CD-Review: Malkovich - A Criminal Record

Besetzung

Hugo Malkovich – Gesang
Thomas Malkovich – Gitarre
Mark Malkovich – Gitarre
Miriam Malkovich – Bass
Josha Malkovich – Schlagzeug

Tracklist

01. 020
02. 017
03. 021
04. 029
05. 024
06. 026
07. 018
08. 025
09. 027
10. 028
11. 031
12. 022


Die Niederländer Malkovich sind in ihrem Heimatland ein ganz fester Bestandteil der Hardcore-Szene und haben sich auch über die heimischen Grenzen hinaus einen guten Namen, vor allem als intensive und tourfreudige Liveband, gemacht.So kompakt und aufeinander abgestimmt, wie die vier Herren und die Dame ihre eigenwillige, aber äußerst gelungene Mischung aus Hardcore, Punk und (Hard) Rock auf „A Criminal Record“ präsentieren, wird sich dieser gute Name mit großer Wahrscheinlichkeit auch weiter verbreiten. Verdient hätte die Band es auf jeden Fall!

„A Criminal Record“ verbindet anspruchsvolle, intelligente Arrangements, mit einem Gespür für straighten „Auf–die-Fresse–Rock“, emotionaler Tiefe und einem hohen musikalischen Können, was durch das extrem songdienliche Spiel der einzelnen Musiker authentisch verknüpft wird. Hier weiß jeder genau, wann er sich auch mal zurückhalten muss. Statt sich einzeln in den Vordergrund zu spielen, fokussieren alle Malkovichs ihre Kräfte geschlossen auf den Song, was jeder Komposition eine ordentliche Portion Intensität und innere Stimmigkeit mit auf den Weg gibt.

Obwohl die Stücke meist sehr detailreich arrangiert sind, fehlt es keinem der 12 Songs an Eingängigkeit.
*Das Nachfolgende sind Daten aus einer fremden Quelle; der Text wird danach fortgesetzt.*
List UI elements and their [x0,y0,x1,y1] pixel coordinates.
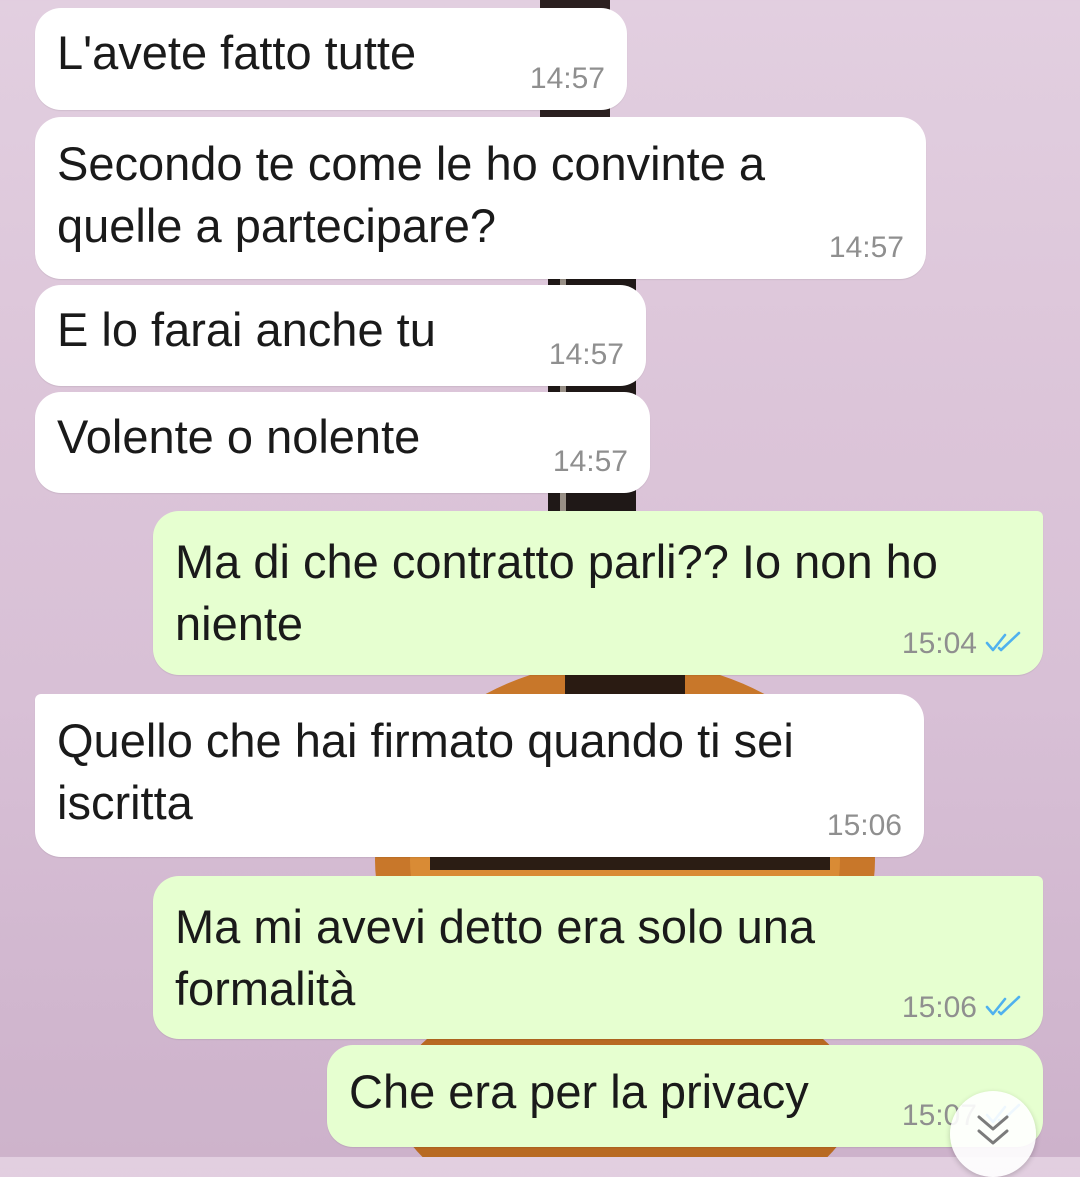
message-text: L'avete fatto tutte [57,26,417,79]
scroll-to-bottom-button[interactable] [950,1091,1036,1177]
message-text: Volente o nolente [57,410,421,463]
message-time: 14:57 [529,62,605,95]
message-time: 15:04 [901,627,977,660]
message-bubble-outgoing[interactable]: Ma mi avevi detto era solo una formalità… [153,876,1043,1039]
message-time: 14:57 [828,231,904,264]
message-bubble-outgoing[interactable]: Ma di che contratto parli?? Io non ho ni… [153,511,1043,675]
message-text: Secondo te come le ho convinte a quelle … [57,137,766,252]
message-bubble-incoming[interactable]: E lo farai anche tu 14:57 [35,285,646,386]
message-text: Quello che hai firmato quando ti sei isc… [57,714,794,829]
message-time: 15:06 [901,991,977,1024]
message-text: Ma mi avevi detto era solo una formalità [175,900,816,1015]
message-bubble-outgoing[interactable]: Che era per la privacy 15:07 [327,1045,1043,1147]
message-time: 14:57 [548,338,624,371]
double-chevron-down-icon [977,1115,1009,1145]
message-bubble-incoming[interactable]: Quello che hai firmato quando ti sei isc… [35,694,924,857]
message-bubble-incoming[interactable]: Volente o nolente 14:57 [35,392,650,493]
double-check-icon [985,631,1021,652]
message-text: Ma di che contratto parli?? Io non ho ni… [175,535,938,650]
message-time: 15:06 [826,809,902,842]
message-text: E lo farai anche tu [57,303,436,356]
double-check-icon [985,995,1021,1016]
message-bubble-incoming[interactable]: Secondo te come le ho convinte a quelle … [35,117,926,279]
message-text: Che era per la privacy [349,1065,809,1118]
message-bubble-incoming[interactable]: L'avete fatto tutte 14:57 [35,8,627,110]
message-time: 14:57 [552,445,628,478]
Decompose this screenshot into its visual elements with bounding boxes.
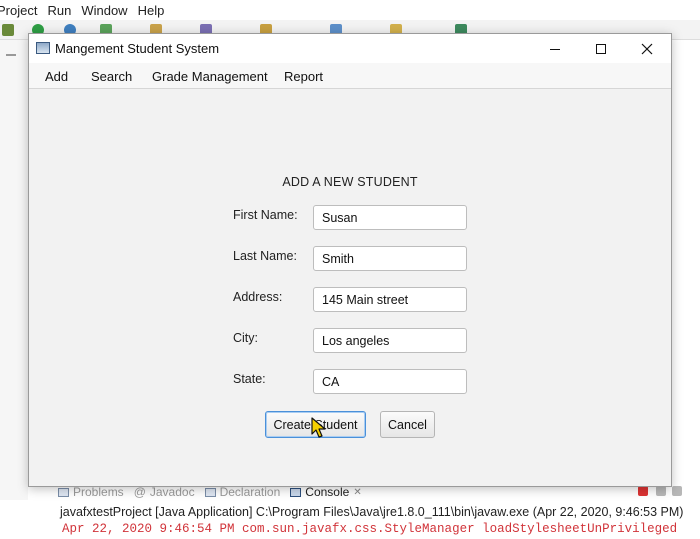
form-title: ADD A NEW STUDENT <box>282 175 418 189</box>
first-name-label: First Name: <box>233 208 298 222</box>
remove-launch-icon[interactable] <box>656 486 666 496</box>
close-tab-icon[interactable]: ✕ <box>353 487 361 498</box>
address-label: Address: <box>233 290 283 304</box>
console-icon <box>290 487 302 497</box>
ide-menu-help[interactable]: Help <box>138 3 165 18</box>
menu-search[interactable]: Search <box>91 69 132 84</box>
at-icon: @ <box>133 485 146 499</box>
last-name-input[interactable] <box>313 246 467 271</box>
last-name-label: Last Name: <box>233 249 297 263</box>
ide-menu-project[interactable]: Project <box>0 3 37 18</box>
menu-grade-management[interactable]: Grade Management <box>152 69 268 84</box>
ide-menubar: Project Run Window Help <box>0 0 700 20</box>
ide-menu-run[interactable]: Run <box>47 3 71 18</box>
city-label: City: <box>233 331 258 345</box>
app-icon <box>36 42 50 54</box>
close-button[interactable] <box>624 34 670 63</box>
app-window: Mangement Student System Add Search Grad… <box>28 33 672 487</box>
first-name-input[interactable] <box>313 205 467 230</box>
title-bar[interactable]: Mangement Student System <box>29 34 671 63</box>
city-input[interactable] <box>313 328 467 353</box>
menu-add[interactable]: Add <box>45 69 68 84</box>
ide-left-panel <box>0 40 28 500</box>
debug-icon[interactable] <box>2 24 14 36</box>
declaration-icon <box>204 487 216 497</box>
terminate-icon[interactable] <box>638 486 648 496</box>
console-error-line: Apr 22, 2020 9:46:54 PM com.sun.javafx.c… <box>62 522 678 536</box>
minimize-button[interactable] <box>532 34 578 63</box>
tab-console[interactable]: Console ✕ <box>290 485 362 499</box>
minimize-icon <box>550 48 560 50</box>
console-launch-line: javafxtestProject [Java Application] C:\… <box>60 505 684 519</box>
close-icon <box>641 43 653 54</box>
window-title: Mangement Student System <box>55 41 220 56</box>
ide-menu-window[interactable]: Window <box>81 3 127 18</box>
ide-right-panel <box>672 40 700 480</box>
tab-declaration[interactable]: Declaration <box>204 485 280 499</box>
minimize-panel-icon[interactable] <box>6 54 16 56</box>
menu-report[interactable]: Report <box>284 69 323 84</box>
mouse-cursor-icon <box>311 417 326 438</box>
state-input[interactable] <box>313 369 467 394</box>
tab-problems[interactable]: Problems <box>58 485 124 499</box>
address-input[interactable] <box>313 287 467 312</box>
maximize-button[interactable] <box>578 34 624 63</box>
state-label: State: <box>233 372 266 386</box>
problems-icon <box>58 487 69 497</box>
remove-all-icon[interactable] <box>672 486 682 496</box>
tab-javadoc[interactable]: @ Javadoc <box>134 485 195 499</box>
maximize-icon <box>596 43 606 54</box>
app-menubar: Add Search Grade Management Report <box>29 63 671 89</box>
cancel-button[interactable]: Cancel <box>380 411 435 438</box>
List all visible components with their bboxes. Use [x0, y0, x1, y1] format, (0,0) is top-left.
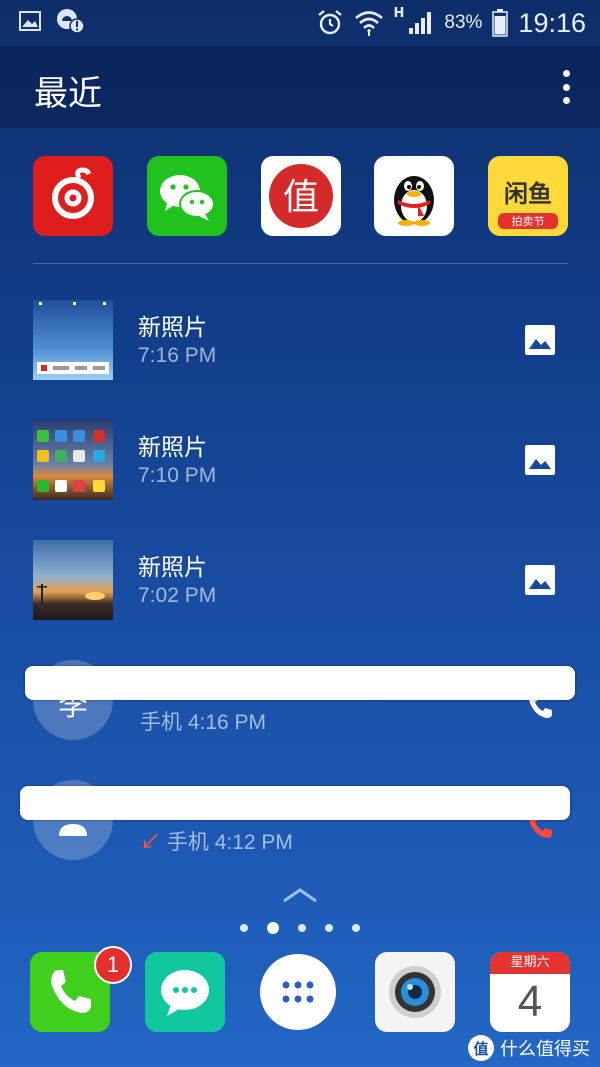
qq-penguin-icon: [394, 176, 435, 226]
more-dot: [562, 97, 570, 104]
call-time: 4:16 PM: [187, 711, 267, 734]
missed-call-icon: ↙: [140, 831, 161, 854]
list-item[interactable]: 新照片 7:16 PM: [0, 300, 600, 400]
app-drawer-button[interactable]: [260, 954, 336, 1030]
chevron-up-icon[interactable]: [282, 886, 318, 904]
photo-thumbnail: [33, 300, 113, 380]
call-meta: ↙ 手机 4:12 PM: [140, 826, 293, 856]
calendar-weekday: 星期六: [490, 952, 570, 974]
netease-music-icon: [52, 167, 94, 219]
item-time: 7:10 PM: [138, 464, 217, 487]
calendar-app[interactable]: 星期六 4: [490, 952, 570, 1032]
more-options-button[interactable]: [560, 70, 572, 104]
item-time: 7:02 PM: [138, 584, 217, 607]
data-saver-notification-icon: [57, 9, 84, 34]
dock: 1 星期六 4: [30, 946, 572, 1034]
call-meta: 手机 4:16 PM: [140, 706, 266, 736]
site-watermark: 值 什么值得买: [468, 1035, 590, 1061]
netease-music-app[interactable]: [33, 156, 113, 236]
recent-apps-row: 值 闲鱼 拍卖节: [33, 156, 568, 236]
wechat-app[interactable]: [146, 156, 227, 236]
xianyu-glyph: 闲鱼: [504, 180, 552, 208]
call-type-label: 手机: [140, 711, 182, 734]
camera-app[interactable]: [375, 952, 455, 1032]
photo-icon[interactable]: [524, 564, 556, 596]
call-type-label: 手机: [166, 831, 209, 854]
smzdm-icon: 值: [268, 164, 333, 228]
photo-icon[interactable]: [524, 444, 556, 476]
phone-app[interactable]: 1: [30, 946, 132, 1032]
redacted-contact-name: [25, 666, 575, 700]
messages-app[interactable]: [145, 952, 225, 1032]
page-dot-active[interactable]: [267, 922, 279, 934]
recents-header: 最近: [0, 46, 600, 128]
xianyu-sub-label: 拍卖节: [512, 214, 545, 228]
more-dot: [562, 83, 570, 91]
watermark-logo: 值: [468, 1035, 494, 1061]
battery-icon: [492, 9, 509, 37]
chat-bubble-icon: [161, 970, 209, 1016]
status-bar: H 83% 19:16: [0, 0, 600, 46]
qq-app[interactable]: [374, 156, 455, 236]
page-dot[interactable]: [325, 924, 333, 932]
section-divider: [33, 263, 568, 264]
call-log-item[interactable]: 李 手机 4:16 PM: [0, 660, 600, 760]
cellular-signal-icon: [409, 12, 432, 34]
wifi-icon: [354, 11, 383, 36]
redacted-contact-name: [20, 786, 570, 820]
page-indicator: [240, 920, 360, 936]
page-title: 最近: [34, 74, 102, 114]
list-item[interactable]: 新照片 7:10 PM: [0, 420, 600, 520]
page-dot[interactable]: [352, 924, 360, 932]
wechat-icon: [159, 175, 215, 221]
call-time: 4:12 PM: [214, 831, 293, 854]
network-type-label: H: [393, 5, 405, 21]
calendar-day: 4: [517, 977, 543, 1026]
more-dot: [562, 70, 570, 77]
camera-lens-icon: [389, 966, 441, 1018]
battery-percent: 83%: [444, 12, 483, 33]
watermark-text: 什么值得买: [500, 1039, 590, 1060]
photo-icon[interactable]: [524, 324, 556, 356]
page-dot[interactable]: [298, 924, 306, 932]
item-time: 7:16 PM: [138, 344, 217, 367]
screenshot-notification-icon: [19, 11, 41, 31]
call-log-item[interactable]: ↙ 手机 4:12 PM: [0, 780, 600, 880]
status-time: 19:16: [518, 7, 586, 38]
item-title: 新照片: [138, 435, 207, 461]
smzdm-glyph: 值: [282, 177, 318, 218]
list-item[interactable]: 新照片 7:02 PM: [0, 540, 600, 640]
photo-thumbnail: [33, 420, 113, 500]
apps-grid-icon: [282, 981, 314, 1003]
item-title: 新照片: [138, 315, 207, 341]
photo-thumbnail: [33, 540, 113, 620]
smzdm-app[interactable]: 值: [260, 156, 341, 236]
xianyu-app[interactable]: 闲鱼 拍卖节: [488, 156, 568, 236]
item-title: 新照片: [138, 555, 207, 581]
xianyu-icon: 闲鱼 拍卖节: [498, 180, 558, 229]
page-dot[interactable]: [240, 924, 248, 932]
notification-badge: 1: [94, 946, 132, 984]
alarm-icon: [317, 10, 342, 35]
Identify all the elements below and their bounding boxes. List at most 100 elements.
Das diese jedoch keine richtigen Namen, sondern Nummern haben, macht es für mich allerdings teilweise recht schwierig, zu den Liedern eine Beziehung aufzubauen.
Während bei Stücken wie „021“, „025“ „026“ Hardcore-Aggression und Punkrock-Abgehfaktor Hand in Hand in den Moshpit springen und es einem wirklich schwer machen, ruhig sitzen zu bleiben, hinterlässt z.B. das unheimlich düstere „028“ einen eher verstörenden Eindruck. „024“ oder „029“ feuern wiederum eine brennende Wut aus den Boxen und das eigentlich eher frickelige „017“ überrascht auf einmal mit derben Double Bass-Attacken.
Trotz dieser klanglichen Vielseitigkeit wirkt das ganze Album sehr homogen, man versucht nicht auf Teufel komm raus die Stücke in eine bestimmte Richtung zu lenken, denn von irgendwelchen musikalischen Zwängen und Schubladengetue sind Malkovich, wie man sich hoffentlich bereits denken kann, weit entfernt.

Das die Stimmung auf der „A Criminal Record“ nicht allein von der Musik ausgeht, kann man sich eigentlich denken. Die teilweise recht konfus wirkenden Texte, die dem ganzen Album einen ebenso persönlichen wie psychodelischen Touch geben, haben durchaus ihren Charme, lassen viel Spielraum zum interpretieren und prägen, wenn man sich mit ihnen auseinandersetzt auf jeden Fall die Atmosphäre der einzelnen Songs.

„A Criminal Record“ ist ein wirklich gutes, kurzweiliges Album geworden, das zwar ausgesprochen durchdacht ist, aber trotzdem –oder gerade deswegen, wer weiß – spontan und ungezwungen wirkt und deswegen einfach Bock macht. Leider fehlen das ein oder andere mal die ganz ganz großen Momente die einen wirklich packen und gar nicht mehr loslassen. Aber wer im weitesten Sinne was mit Hardcore anfangen kann, wird mit „A Criminal Record“ seine Freude haben.